Orhan Birgit (13 July 1927 – 15 October 2019) was a Turkish lawyer, politician and journalist. He was a member of the Republican People's Party (CHP) and served as the minister of tourism in the first cabinet of Bülent Ecevit in 1974. He was one of the deputies of the party. He contributed to the leading newspapers, including Ulus and Cumhuriyet.

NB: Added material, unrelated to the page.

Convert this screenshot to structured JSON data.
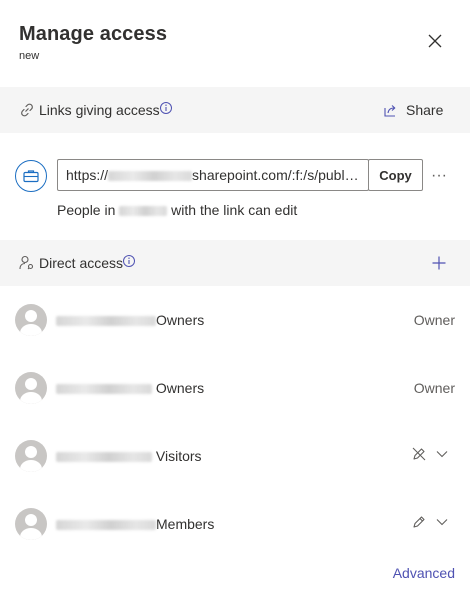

==Early life and education==
Birgit was born in Kars on 13 July 1927. His father was a civil servant. He received a degree in law from Istanbul University.

==Career and activities==
Following his graduation Birgit worked as a lawyer and a journalist. His first journalist work was for a local newspaper entitled Akın based in Mersin. In 1946 he joined the CHP. He was one of the contributors of Ulus, Memleket and Yeni Sabah. Birgit was a member of executive board of the Association of Turkish Cyprus (Turkish: Kıbrıs Türktür Cemiyeti (KTC)) which had been established in August 1954 to support the rights of the Turkish minority in Cyprus against the United Nations and other organisations. He was arrested during the Istanbul pogrom on 7 September 1955 due to his KTC membership and was acquitted on all counts. In 1958 he established a weekly news magazine, Kim, with Şahap Balcıoğlu, Ali İhsan Göğüş and Özcan Ergüder.

In the 1965 general election Birgit became a deputy for the CHP. Next year Bülent Ecevit was elected as the CHP secretary general, and Birgit was elected as a member of the central committee of the party in the congress. Güneş was part of the left of center group in the central committee.

In the first cabinet of Prime Minister Bülent Ecevit Birgit was named as the minister of tourism and the speaker of the cabinet serving in the post between January and November 1974. Following the military coup in 1980 Birgit worked as a journalist for Dünya and Hürriyet. In 1991 he was again elected to the Parliament from Istanbul for the Democratic Left Party led by Bülent Ecevit. He also taught at faculty of communications of several universities, including Galatasaray University, Istanbul University and Anadolu University.

Then Birgit joined the Cumhuriyet newspaper. He was author of the following books: Herşey çok güzel olacak (Turkish: Everything will be great), Kalbur saman içinde (Turkish: Griddle in straw) and Evvel zaman içinde (Turkish: Once upon a time). Birgit also directed a documentary entitled Ermenek – Çamlıbel kültür çadırları (Ermenek – Çamlıbel culture tents) with Behlül Dal.

==Personal life and death==
Birgit was married and had a daughter. He died in Istanbul on 15 October 2019. He was buried in Edirnekapı Sakızağacı cemetery in Istanbul on 17 October.